In another example, a leading supermarket group was found to be underpaying subcontracted cleaners as little as $7 – $14 per hour for work, which was clearly well below their legal entitlements. A Fair Work Ombudsman inquiry into the supermarket found that 90 percent of its Tasmanian stores were non-compliant with workplace laws.
Subcontracted employees are commonplace in Australia; the members are often referred to as the ‘hidden workforce’. The hidden workforce are vulnerable, regularly underpaid and without regulation, which unsurprisingly leads to exploitation. As with the example given earlier, supermarket giants are often not the direct employer of cleaning staff, but rather cleaning staff are subcontracted to the supermarket. The supermarket ordeal illustrates that it is vitally important to introduce supply chain auditing to ensure that businesses are active in their own corporate responsibility and to ensure staff (including especially the staff of subcontractors) are being paid and treated in accordance with all relevant workplace laws.
Australia is among a cohort of other governments such as Britain and the Netherlands who have recognised the need for action-orientated laws to tackle modern slavery in domestic and global supply chains. In 2016, there were an estimated 11,700 slaves in Britain alone. In response, during 2015 the United Kingdom enacted the Modern Slavery Act 2015 (UK) (UK Modern Slavery Act), which was the first of its kind in Europe. The UK Modern Slavery Act essentially obliges commercial organisations with an annual turnover of more than £36 million to audit their supply chain and prepare a modern slavery statement each financial year. Section 54 of the UK Modern Slavery Act requires the modern slavery statement to include steps that the organisation is taking to address modern slavery in their supply chain and must be published on the organisation’s website. The UK government envisions that doing so will create public pressure to eradicate slavery found in supply chains.
Australia has provisions under the Commonwealth Criminal Code that attempt to regulate slavery. However, according to the Federal Government, out of 604 trafficking and slavery cases reported between 2011 – 2016, only 7 convictions were made. This illustrates how inefficient our current system is, given the estimated number of slaves throughout Australia. The Australian Modern Slavery Act will act to counteract this. Since the introduction of the UK Modern Slavery Act there has been a 63% increase of victims speaking out for help.
The Australian Government has set out on the path for a Commonwealth Modern Slavery Act, by the Modern Slavery Bill 2018 (MSA) introduced into Parliament on 21 June 2018 for consideration and debate.
The MSA is intended to confront slavery and slavery-like practices such as servitude, forced labour, debt bondage, organ trafficking, deceptive recruiting, as well as forced marriage and child brides. Key features of the MSA as drafted include:
- Application to a wide range of Australian, foreign, and Australian Government entities with an annual turnover of over $AUD100 million to ensure a far-reaching effect, impacting over 3,000 organisations nationally;
- Reporting on all modern slavery practices criminalised under Commonwealth law, including slavery, trafficking in persons, servitude, forced labour and forced marriage. Entities will also need to report on the worst forms of child labour;
- Mandatory reporting criteria, including reporting on business operations, supply chains, potential modern slavery risks in the entity’s operations and supply chains, actions taken to rectify these risks and an assessment as to the effectiveness of such actions;
- A public, Commonwealth run website to publish all modern slavery statements so that they are publicly accessible (these statements must be published within six months from the end of the financial year).

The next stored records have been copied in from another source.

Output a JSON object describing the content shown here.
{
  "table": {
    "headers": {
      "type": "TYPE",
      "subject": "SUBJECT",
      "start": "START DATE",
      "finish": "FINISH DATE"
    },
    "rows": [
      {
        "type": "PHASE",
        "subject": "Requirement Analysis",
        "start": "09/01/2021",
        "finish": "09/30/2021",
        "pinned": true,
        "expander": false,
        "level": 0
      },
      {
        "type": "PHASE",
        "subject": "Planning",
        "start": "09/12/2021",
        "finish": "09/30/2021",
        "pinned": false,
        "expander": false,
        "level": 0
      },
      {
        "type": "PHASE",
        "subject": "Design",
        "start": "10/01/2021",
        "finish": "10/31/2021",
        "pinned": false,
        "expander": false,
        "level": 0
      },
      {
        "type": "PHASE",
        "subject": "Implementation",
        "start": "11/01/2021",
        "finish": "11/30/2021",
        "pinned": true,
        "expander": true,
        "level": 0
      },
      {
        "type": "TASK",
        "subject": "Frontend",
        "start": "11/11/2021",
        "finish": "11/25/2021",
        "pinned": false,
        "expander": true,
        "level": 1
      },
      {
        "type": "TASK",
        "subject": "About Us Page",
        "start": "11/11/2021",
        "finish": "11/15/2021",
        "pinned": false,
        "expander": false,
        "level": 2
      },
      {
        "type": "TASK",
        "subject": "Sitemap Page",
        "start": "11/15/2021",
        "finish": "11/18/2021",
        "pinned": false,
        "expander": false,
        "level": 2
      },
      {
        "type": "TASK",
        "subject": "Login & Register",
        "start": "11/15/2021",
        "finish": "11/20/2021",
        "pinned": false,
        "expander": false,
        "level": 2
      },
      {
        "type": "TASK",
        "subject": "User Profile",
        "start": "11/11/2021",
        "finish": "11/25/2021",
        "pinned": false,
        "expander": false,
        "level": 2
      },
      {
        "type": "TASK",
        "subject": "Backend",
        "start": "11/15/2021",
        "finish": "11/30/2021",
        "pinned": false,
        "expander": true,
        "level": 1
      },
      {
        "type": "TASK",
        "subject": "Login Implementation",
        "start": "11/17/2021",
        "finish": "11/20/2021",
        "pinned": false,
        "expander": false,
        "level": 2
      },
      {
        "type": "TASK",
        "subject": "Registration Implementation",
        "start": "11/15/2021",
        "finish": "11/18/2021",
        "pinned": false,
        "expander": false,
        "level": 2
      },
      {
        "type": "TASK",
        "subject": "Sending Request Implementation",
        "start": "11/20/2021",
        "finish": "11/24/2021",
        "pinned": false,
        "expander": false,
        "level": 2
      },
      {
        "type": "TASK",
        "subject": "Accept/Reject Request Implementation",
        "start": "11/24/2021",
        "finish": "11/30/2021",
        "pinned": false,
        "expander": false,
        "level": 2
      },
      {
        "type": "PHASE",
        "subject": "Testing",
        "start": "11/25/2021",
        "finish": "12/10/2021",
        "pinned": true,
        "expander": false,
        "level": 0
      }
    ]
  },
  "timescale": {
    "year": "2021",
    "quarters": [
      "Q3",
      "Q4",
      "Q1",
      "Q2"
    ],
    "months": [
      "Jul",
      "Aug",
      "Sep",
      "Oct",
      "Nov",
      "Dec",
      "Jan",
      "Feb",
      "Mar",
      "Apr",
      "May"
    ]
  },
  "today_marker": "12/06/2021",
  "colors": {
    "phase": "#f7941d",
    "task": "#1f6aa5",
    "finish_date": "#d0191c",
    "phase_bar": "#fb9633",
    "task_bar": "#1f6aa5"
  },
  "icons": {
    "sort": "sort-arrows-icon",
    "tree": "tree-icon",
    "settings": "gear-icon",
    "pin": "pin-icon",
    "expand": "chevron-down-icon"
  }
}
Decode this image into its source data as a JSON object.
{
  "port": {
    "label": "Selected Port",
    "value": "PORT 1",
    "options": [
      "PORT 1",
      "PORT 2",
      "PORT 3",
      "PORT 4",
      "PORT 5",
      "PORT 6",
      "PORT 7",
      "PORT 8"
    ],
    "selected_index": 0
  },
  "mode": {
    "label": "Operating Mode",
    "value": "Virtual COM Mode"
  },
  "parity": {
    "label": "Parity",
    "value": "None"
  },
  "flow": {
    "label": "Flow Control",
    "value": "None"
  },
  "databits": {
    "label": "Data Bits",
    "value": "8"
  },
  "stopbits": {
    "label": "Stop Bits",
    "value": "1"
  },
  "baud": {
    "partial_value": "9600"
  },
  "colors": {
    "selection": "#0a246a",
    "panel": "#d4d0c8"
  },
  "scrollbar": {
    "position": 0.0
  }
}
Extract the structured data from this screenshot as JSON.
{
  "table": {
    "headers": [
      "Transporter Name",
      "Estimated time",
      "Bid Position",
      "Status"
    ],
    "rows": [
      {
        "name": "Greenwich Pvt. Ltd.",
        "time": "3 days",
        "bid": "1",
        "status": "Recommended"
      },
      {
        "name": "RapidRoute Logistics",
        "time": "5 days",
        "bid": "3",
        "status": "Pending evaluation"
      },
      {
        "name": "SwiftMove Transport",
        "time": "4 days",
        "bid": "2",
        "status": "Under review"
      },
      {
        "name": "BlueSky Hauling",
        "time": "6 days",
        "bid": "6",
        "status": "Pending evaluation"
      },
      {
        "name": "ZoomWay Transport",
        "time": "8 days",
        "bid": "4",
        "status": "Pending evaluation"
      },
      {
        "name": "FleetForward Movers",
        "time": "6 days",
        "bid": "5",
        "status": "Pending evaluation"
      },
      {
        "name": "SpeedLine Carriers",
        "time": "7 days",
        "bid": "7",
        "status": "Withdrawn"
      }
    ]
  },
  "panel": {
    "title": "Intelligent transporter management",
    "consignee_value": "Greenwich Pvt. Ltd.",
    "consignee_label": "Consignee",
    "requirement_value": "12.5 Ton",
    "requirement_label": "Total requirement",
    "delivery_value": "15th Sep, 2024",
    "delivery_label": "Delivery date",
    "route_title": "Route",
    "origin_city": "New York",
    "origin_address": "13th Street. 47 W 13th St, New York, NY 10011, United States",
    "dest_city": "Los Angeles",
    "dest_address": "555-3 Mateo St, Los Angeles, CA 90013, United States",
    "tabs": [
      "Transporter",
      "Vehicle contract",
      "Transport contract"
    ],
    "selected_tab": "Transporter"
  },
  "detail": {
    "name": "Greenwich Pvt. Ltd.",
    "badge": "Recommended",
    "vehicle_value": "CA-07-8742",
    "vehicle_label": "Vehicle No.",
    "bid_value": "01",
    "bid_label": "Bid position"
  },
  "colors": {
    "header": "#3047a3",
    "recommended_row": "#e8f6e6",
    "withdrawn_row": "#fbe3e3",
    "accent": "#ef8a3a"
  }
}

The modern slavery statements will be required to be completed by the Board or responsible members of the relevant organisation. Those members are responsible for ensuring the accuracy of its content and must sign the statement. The Federal Government is making it abundantly clear that this issue is the responsibility of those responsible for the governance functions of an organisation.
Although the MSA does not impose a financial or other penalty for non-compliance, the reporting threshold will cover approximately 3,000 businesses throughout Australia. The requirements will create a robust approach to corporate responsibility and form a basis of transparency by requiring businesses to respond to modern slavery with increased levels of information which will be publicly available. Non-compliance with the reporting obligations or failure to improve workplace standards and practices may attract public and investor scrutiny.
In addition, NSW has become the first state parliament to pass a Modern Slavery Bill 2018 on 21 June 2018. The NSW law requires organisations with an annual turnover of $AUD50 million or more to produce a Modern Slavery Statement and contains financial penalties of up to 10,000 penalty units ($1.1m) for non-compliance. This legislation will commence on a date yet to be proclaimed.
Since commencing, the UK Modern Slavery Act has increased transparency with more than 6,300 statements by companies from a wide range of sectors now available on the UK Modern Slavery Registry, providing insight into business structures, operations and supply chains. The availability of so many statements demonstrates that the Act is driving action. The statements show that a large number of companies are taking steps to develop and improve policies, due diligence and risk assessment processes to identify and mitigate the risk of modern slavery. Mitigation action may also include staff training or revising supplier contracts.
Supply chains are inherently complex and difficult to track, especially in companies that source from international manufacturers and suppliers. Companies will need to navigate many suppliers and will need to know what to ask their suppliers and how to identify risks within their supply chains. They will also need to remedy risks and produce a transparency statement. Entities not caught by the reporting threshold may still decide to opt in to the reporting requirements. Organisations may also find themselves, as part of another organisation’s supply chain, being required to provide information to a reporting entity. Now is the time to consider and prepare for how these imminent reporting requirements may impact organisations’ operations and compliance obligations.